Comment 11: Line 77. Would the authors like to comment on the considerably stronger effect of TTF on NSCLC mets compared to the welcome, but weak, effect on gliomas ?
Answer 11: Thank you for the suggestion, we have added a sentence addressing this question at the end of the paragraph, on lines 102-104.
Comment 12: Line 127. Would the authors like to mention the brain tissue heating effect of TTF here ?

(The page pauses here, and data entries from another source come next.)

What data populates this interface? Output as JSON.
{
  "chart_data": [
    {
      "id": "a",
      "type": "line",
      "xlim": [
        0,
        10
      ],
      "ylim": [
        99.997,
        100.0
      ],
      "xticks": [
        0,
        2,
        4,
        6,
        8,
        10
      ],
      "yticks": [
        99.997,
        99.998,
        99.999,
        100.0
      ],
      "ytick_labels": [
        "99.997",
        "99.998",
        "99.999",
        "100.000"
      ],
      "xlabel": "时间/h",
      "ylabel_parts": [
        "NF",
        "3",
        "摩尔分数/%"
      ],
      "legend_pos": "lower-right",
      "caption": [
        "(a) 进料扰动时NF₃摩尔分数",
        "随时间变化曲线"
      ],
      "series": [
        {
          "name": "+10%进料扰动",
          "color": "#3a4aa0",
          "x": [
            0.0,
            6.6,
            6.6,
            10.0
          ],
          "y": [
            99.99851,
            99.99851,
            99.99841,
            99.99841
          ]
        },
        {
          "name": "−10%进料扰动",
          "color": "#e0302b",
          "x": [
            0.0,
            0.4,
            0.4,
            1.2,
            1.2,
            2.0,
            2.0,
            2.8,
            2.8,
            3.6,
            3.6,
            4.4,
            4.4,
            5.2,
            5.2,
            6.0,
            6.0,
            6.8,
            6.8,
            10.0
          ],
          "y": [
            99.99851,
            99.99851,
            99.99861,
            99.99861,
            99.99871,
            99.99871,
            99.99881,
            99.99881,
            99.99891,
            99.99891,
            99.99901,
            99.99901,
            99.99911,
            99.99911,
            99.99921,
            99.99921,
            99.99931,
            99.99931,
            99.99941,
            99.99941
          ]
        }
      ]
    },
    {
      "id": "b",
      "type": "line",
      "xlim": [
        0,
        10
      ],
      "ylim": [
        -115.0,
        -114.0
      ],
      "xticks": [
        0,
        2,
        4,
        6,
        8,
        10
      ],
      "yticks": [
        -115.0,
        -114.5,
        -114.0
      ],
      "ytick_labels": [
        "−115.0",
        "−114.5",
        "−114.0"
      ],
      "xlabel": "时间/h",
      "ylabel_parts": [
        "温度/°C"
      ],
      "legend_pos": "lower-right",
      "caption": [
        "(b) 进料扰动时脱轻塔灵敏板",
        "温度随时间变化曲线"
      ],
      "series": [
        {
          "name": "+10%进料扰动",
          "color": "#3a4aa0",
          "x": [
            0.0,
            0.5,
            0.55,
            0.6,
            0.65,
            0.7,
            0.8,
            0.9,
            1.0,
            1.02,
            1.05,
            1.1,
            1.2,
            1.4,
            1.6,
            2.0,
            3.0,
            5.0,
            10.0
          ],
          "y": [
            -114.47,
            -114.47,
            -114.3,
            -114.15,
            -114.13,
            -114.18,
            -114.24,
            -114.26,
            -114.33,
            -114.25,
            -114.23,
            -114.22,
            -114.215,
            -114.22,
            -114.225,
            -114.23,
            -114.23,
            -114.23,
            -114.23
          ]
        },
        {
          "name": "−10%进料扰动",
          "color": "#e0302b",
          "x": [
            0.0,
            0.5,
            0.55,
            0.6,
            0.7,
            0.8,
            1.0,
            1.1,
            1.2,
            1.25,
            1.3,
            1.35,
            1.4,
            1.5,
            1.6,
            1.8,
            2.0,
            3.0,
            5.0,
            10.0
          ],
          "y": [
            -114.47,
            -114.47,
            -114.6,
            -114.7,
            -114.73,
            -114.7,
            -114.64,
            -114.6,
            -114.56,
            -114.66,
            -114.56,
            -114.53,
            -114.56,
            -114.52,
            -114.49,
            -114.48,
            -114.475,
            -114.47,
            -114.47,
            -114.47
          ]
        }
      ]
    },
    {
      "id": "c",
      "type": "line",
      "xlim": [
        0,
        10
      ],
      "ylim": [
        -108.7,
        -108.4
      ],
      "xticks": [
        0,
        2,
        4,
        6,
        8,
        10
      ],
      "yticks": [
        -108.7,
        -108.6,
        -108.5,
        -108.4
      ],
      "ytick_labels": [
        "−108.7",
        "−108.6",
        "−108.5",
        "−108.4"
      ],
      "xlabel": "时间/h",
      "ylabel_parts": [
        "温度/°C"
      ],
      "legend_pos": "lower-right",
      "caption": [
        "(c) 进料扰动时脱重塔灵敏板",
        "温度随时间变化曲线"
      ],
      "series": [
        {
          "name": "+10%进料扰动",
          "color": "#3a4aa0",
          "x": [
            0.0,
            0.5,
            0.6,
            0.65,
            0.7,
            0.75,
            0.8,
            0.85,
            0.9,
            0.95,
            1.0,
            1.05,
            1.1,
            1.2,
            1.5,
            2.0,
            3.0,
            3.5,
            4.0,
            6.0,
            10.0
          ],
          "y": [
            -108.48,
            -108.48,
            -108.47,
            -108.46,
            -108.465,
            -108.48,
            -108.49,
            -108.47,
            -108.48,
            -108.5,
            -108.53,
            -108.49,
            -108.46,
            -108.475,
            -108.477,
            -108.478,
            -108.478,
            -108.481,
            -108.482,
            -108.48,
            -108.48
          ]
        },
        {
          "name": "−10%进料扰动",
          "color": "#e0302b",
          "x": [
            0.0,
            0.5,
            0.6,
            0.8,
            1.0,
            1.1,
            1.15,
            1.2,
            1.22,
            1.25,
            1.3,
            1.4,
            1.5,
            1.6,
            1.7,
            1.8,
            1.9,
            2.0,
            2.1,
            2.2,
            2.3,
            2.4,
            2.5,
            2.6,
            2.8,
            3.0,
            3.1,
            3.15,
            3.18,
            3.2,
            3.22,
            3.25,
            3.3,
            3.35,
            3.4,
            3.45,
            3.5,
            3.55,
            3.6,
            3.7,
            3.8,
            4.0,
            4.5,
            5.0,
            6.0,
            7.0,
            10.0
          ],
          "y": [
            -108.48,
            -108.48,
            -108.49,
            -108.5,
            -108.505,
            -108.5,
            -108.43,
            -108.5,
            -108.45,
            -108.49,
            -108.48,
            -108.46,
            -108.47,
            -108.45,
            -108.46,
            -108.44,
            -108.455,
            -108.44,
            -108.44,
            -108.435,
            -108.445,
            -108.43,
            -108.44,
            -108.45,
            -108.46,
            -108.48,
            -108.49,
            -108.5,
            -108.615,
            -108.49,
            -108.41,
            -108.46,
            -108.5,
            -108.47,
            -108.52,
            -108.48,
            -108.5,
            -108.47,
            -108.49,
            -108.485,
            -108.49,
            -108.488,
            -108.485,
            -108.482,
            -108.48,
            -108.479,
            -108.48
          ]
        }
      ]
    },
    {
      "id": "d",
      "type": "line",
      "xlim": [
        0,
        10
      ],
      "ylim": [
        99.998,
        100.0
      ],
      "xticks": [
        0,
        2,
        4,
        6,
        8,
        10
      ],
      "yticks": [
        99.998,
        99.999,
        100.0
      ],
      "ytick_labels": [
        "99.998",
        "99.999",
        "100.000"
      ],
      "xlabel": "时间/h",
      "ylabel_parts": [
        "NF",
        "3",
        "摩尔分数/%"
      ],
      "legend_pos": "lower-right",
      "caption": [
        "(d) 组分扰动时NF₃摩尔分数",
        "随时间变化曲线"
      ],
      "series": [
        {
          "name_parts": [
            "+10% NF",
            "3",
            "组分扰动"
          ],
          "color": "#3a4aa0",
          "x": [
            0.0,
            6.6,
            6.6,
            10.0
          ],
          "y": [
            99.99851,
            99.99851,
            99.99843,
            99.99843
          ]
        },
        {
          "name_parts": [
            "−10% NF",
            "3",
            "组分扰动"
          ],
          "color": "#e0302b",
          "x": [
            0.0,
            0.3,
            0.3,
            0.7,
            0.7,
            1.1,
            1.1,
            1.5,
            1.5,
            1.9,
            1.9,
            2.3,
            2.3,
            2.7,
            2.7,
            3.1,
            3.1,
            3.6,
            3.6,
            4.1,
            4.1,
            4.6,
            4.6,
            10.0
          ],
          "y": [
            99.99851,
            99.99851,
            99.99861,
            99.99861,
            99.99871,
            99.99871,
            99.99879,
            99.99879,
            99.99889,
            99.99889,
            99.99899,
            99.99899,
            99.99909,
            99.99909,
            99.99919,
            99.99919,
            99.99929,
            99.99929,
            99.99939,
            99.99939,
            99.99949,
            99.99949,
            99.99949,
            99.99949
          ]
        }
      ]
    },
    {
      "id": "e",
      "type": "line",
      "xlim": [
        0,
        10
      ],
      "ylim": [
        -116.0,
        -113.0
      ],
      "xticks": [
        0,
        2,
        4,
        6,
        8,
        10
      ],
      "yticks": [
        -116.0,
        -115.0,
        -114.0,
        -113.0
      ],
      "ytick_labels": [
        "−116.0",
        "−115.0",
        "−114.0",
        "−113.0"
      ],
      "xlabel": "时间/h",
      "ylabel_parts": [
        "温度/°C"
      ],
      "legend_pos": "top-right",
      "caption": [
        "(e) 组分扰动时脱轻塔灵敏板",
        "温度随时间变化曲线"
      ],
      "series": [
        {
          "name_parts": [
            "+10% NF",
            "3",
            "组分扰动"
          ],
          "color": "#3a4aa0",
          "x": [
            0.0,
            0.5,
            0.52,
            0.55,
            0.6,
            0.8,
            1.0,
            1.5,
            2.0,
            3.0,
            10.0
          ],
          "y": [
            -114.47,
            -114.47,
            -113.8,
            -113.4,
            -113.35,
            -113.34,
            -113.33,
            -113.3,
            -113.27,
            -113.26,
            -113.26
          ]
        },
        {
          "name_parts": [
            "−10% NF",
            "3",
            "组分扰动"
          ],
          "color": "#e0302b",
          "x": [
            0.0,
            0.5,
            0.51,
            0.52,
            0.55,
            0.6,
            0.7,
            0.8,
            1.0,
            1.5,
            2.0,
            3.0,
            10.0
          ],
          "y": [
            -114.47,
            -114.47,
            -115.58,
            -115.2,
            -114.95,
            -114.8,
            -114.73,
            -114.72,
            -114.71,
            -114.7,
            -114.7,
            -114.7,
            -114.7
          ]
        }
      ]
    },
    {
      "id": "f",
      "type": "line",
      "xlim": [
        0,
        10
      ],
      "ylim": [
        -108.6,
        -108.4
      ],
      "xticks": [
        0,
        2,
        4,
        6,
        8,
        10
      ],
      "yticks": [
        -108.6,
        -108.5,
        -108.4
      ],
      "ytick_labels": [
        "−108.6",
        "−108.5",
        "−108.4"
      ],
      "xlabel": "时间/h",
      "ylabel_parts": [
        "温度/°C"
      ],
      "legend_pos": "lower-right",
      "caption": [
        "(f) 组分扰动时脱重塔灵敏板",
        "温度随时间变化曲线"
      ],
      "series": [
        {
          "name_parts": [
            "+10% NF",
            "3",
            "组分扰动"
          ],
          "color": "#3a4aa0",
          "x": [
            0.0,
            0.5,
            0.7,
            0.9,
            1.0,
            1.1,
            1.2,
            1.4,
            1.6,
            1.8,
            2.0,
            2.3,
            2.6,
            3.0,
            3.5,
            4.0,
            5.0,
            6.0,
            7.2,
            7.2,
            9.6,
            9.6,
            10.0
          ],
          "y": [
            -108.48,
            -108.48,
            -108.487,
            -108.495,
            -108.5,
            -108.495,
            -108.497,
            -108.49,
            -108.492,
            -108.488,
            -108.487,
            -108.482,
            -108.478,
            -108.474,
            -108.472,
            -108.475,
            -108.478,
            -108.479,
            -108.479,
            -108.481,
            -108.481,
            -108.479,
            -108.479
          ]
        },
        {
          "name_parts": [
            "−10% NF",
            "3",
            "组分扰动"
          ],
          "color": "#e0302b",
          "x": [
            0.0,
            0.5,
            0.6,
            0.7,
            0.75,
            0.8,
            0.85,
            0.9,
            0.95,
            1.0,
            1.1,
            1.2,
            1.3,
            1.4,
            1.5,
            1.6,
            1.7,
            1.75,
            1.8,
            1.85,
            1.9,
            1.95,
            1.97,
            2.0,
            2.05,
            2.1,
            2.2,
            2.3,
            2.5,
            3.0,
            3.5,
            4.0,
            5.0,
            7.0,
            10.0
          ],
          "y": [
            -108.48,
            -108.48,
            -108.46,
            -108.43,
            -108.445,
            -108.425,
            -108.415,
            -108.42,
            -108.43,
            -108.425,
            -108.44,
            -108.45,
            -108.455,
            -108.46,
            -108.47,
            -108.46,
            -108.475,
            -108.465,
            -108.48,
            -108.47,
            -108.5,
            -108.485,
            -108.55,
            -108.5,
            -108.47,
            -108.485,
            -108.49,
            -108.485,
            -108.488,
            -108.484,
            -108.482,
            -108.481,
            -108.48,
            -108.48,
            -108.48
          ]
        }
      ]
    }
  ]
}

Answer 12: Thank you for the recommendation. Lines 131-134 include a new section on the heating effect of TTF.
Round 2
Reviewer 1 Report
Comments and Suggestions for AuthorsThe revised version of the manuscript is considerably improved from the first version and, in my opinion, acceptable for publication.
2 Minor comments:
- I would suggest to change the abbreviation TTF to TTfields as TTF is generally understood to stand for time to treatment failure
- I am not sure that the column Country is necessary or provides important information- This column could be erased, which would provide additional space for the column "main findings"
Author Response
2 Minor comments:
COMMENT 1 : I would suggest to change the abbreviation TTF to TTfields as TTF is generally understood to stand for time to treatment failure
ANSWER 1: we have made the modification in the manuscript.
COMMENT 2: I am not sure that the column Country is necessary or provides important information- This column could be erased, which would provide additional space for the column "main findings"
ANSWER 2: We have removed the column.